Structural Biochemistry/Protein function/Antigen
Antigen is a macromolecule that causes an immune response by lymphocytes. Antigen receptor, a surface protein located on B cells and T cells, binds to antigens and initiates acquired immune responses. The antigen receptors on B cells are called B cell receptors (or membrane immunoglobulins) and the antigen receptors on T cells are called T cell receptors.
Antigens may either be proteins or polysaccharides. In general, an antigen is defined as a substance that binds to specific antibodies, which in the human body are used to find and neutralize any potentially harmful foreign substances in the bloodstream. The specific binding between antigen and antibody is similar to that of the lock-and-key binding model.
In human blood, the different lettering of different blood types is designated by the specific antigen present in the individual's blood cells. While all types contain the oligosaccharide (O) antigen, the A and B blood types are defined by having N-acetylgalactose (A) or galactose (B) monosaccharide. Likewise, the AB blood group has both A and B antigens. Additional antigens are bound to define the positive or negative state of the ABO blood groups. The structures of the enzymes that bind to the antigen are similar and very slightly different, demonstrating antigen specificity.

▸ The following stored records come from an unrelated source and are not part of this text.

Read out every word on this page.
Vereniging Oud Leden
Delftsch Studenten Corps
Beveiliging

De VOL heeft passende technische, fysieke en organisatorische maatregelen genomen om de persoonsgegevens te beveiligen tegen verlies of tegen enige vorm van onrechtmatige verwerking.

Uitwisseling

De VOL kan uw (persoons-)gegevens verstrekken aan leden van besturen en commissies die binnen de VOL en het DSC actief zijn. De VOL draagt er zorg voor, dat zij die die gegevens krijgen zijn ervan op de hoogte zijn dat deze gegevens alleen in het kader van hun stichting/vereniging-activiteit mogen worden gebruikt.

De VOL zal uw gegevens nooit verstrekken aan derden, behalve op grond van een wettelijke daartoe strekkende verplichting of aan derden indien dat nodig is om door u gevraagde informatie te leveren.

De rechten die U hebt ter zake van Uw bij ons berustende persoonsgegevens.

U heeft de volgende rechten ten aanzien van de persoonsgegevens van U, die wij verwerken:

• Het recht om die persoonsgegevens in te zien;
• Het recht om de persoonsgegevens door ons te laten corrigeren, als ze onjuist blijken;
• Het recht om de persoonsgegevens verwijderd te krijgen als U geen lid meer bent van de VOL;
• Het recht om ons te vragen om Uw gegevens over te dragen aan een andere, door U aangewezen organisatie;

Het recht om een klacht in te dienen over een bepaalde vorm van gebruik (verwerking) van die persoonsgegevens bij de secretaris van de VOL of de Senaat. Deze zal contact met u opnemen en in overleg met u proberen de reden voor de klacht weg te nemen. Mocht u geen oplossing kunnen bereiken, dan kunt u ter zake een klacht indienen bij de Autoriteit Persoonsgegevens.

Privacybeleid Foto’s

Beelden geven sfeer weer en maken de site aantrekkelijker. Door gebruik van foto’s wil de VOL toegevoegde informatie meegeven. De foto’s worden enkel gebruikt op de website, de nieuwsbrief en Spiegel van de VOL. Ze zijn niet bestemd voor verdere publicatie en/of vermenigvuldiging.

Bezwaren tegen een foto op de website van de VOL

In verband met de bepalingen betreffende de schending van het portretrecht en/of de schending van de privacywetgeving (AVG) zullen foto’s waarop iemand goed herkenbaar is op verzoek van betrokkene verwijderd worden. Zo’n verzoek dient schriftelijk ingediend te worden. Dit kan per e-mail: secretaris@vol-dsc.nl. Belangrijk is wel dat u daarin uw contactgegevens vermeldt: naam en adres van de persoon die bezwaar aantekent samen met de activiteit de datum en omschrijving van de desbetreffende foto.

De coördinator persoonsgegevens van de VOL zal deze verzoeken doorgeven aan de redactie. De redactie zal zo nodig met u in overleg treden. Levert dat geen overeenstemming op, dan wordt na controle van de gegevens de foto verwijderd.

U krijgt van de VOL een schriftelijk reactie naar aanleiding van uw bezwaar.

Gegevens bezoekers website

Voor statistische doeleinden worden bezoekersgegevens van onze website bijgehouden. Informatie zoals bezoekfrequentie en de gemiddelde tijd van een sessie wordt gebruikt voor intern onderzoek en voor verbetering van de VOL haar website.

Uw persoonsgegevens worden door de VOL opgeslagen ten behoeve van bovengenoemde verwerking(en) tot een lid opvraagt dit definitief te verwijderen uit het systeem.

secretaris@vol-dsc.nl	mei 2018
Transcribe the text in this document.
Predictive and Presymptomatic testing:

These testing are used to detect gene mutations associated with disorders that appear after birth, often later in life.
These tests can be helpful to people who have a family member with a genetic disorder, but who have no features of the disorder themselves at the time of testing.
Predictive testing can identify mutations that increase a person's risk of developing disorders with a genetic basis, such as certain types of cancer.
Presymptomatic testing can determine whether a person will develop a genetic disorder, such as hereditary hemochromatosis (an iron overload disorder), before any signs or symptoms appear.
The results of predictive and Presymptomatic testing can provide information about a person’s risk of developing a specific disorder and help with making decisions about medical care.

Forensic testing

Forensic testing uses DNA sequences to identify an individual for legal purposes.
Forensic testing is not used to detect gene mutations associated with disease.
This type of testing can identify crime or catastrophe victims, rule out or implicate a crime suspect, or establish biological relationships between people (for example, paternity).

Besides being used in the indirect ELISA technique to detect the presence of antibody, antigens can also be used to prepare vaccines to establish or to improve immunity to a particular disease.
When pathogens get into the blood and lymph, antigens on the surfaces of the pathogens stimulate lymphocytes to produce specific antibodies which kill the pathogens by lysis, enhanced phagocytosis, clumping the pathogen together, or neutralizing the toxins from pathogens.
In wake of first (primary response) infection involving a particular antigen, the responding naive cells proliferate to produce a colony of cells, most of which transform into plasma cells or effector B cells (which produce the antibodies) to resolve the infection, and the rest persist as the memory cells that can survive for years, or indeed even for a lifetime. This is a complicated set of reactions that needs a latent period for the production of antibodies.
During the invasion of the same type of pathogens, however, previously produced memory cells trigger lymphocytes to produce much a larger amount of antibodies immediately. Unlike antibodies produced in the primary response that can only be maintained for a short period of time, the antibodies produced in the secondary response can be maintained for a longer period, usually for years.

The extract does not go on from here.